In the case of a chat room, on the one hand, the administrative functions must be controlled and protected against attacks, and on the other hand, it must be ensured that only those who are actually members can post to a particular room.
9.1 Chat room protection – when sending messages
The server has information about the members of the chat room. When a message is sent, the identifier of the room can be read from the message by the server, as well as the identifiers of the sender and receiver. The server can undoubtedly decide whether to deliver the message to the recipient. In such a case, four different scenarios are possible:
- The sender and the receiver are both members of the room: in this case, the server transmits the encrypted message.
- The sender is a member of the room, but the recipient is not: in this case the server will not deliver the message. Such a situation may occur during normal operation if a member has been removed from the room, but the sender does not yet have this information. Another case is a potential attack scenario, where an unauthorized party wants to intercept messages not originally intended for him.
- The sender is not a member of the room, but the receiver is. This is like case 2, and the message should not be delivered.

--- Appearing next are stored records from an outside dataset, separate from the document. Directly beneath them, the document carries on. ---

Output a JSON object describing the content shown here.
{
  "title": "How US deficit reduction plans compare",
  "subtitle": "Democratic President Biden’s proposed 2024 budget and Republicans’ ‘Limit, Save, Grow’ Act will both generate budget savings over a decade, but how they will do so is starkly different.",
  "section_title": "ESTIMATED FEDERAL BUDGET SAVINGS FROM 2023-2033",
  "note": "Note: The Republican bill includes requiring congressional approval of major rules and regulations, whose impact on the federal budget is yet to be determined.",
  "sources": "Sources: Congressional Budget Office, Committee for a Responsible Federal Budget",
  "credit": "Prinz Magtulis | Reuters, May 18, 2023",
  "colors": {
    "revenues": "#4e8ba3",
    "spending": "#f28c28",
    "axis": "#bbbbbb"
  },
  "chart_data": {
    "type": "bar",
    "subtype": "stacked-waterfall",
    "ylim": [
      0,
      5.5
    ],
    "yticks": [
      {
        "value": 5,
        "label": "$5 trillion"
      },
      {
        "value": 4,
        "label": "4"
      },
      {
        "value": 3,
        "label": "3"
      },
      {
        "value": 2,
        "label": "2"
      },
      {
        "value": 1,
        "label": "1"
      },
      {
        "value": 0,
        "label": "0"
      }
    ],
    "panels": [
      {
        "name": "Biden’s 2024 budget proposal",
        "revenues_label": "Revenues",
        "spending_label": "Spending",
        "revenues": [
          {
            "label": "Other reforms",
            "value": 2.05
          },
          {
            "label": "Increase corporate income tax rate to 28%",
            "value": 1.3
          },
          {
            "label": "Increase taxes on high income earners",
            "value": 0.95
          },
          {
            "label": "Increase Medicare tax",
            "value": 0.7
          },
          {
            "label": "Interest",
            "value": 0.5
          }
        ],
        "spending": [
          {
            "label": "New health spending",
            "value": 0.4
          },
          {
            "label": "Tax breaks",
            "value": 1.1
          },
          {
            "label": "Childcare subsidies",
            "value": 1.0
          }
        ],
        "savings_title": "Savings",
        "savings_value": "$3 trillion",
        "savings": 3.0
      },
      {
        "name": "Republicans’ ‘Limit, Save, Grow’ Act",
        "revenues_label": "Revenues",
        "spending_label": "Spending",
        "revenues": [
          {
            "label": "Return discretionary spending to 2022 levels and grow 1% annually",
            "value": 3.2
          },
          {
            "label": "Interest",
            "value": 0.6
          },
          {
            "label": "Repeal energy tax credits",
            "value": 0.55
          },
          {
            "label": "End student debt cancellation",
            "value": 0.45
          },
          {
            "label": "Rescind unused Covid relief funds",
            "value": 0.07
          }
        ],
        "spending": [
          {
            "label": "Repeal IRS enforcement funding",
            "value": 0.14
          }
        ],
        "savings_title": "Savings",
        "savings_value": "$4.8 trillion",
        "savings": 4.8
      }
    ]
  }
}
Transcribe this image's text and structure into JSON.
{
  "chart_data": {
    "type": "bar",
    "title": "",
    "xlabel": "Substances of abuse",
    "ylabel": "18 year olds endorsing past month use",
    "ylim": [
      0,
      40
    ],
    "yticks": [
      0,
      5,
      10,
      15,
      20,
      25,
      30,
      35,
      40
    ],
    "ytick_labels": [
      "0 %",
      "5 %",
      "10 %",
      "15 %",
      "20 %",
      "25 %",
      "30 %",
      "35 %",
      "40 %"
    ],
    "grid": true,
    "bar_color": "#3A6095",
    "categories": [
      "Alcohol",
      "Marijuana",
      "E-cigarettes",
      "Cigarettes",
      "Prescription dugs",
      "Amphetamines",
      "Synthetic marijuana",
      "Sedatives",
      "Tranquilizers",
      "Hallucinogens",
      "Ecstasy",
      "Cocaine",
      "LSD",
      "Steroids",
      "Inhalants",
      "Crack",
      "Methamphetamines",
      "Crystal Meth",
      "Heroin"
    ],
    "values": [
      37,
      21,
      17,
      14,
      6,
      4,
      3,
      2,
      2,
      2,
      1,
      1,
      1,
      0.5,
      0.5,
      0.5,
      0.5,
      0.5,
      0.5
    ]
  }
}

- Neither the sender nor the receiver is members of the room. Such a message cannot be initiated from the client, it is definitely a sign of some malicious attempt, and the server will not deliver the message.
9.2 Chat room protection – when changing room details
Another way to potentially compromise the chat room security is for an attacker to pretend to be a legitimate room member, perhaps by gaining unauthorized access to the room by simulating a change of membership (adding himself)
In the chat room the following actions administrative actions are available:
- Create a room
- Delete a room with history kept for members
- Delete a room for everyone
- Change room name
- Exit a room
- Add a member to an existing room
- Remove a member from existing room
- Actions 1,2,3,4,7 can only be done by the room creator, while the other actions can be done by any of the members
The protection of the actions is based on the fact that a room modification must be signed by the user who performs the action, which is attached to the room. The signature of a room is therefore always generated by the last user who modifed the properties of the room.
Group members are immediately informed about these actions, and the changes will be synchronised. During synchronisation, the room signature is checked and, in case of a bad signature, the modified room data is not accepted or applied.
10. Administrative interface
The system includes an Administration interface that is available for corporate subscribers. This interface allows you to create users and check their status, as well as help in certain cases.
The Administration interface can only be accessed from Trusted networks.
10.1 Identification of administrators
The administrator can access the interface from trusted networks using two-factor authentication. The administrator will be notified by email upon the creation of his/her account, which will contain the password required for the first login. Upon first login, the administrator will also receive an email with a verification code. After providing the code, the administrator must change the password before logging into the interface. The administrator’s password must be a strong one, containing a lowercase and uppercase letter, a number and at least 6 characters.
The administrator’s password is hashed on the server using the bcrypt procedure. The validation code is valid for 10 minutes.
The administrator session is valid for 10 minutes and is identified on the server by a Secure, HttpOnly, Strict, SameSite, 10-minute session cookie. The administrator is automatically logged out after 10 minutes of inactivity.
Apart from the two-factor authentication, all requests to the server contain a HOTP token. For HOTP generation, the key is derived from the activation code used for two-factor authentication.
When the administrator logs out or after 10 minutes of inactivity on the server, his session is deleted, which includes the OTP identification details.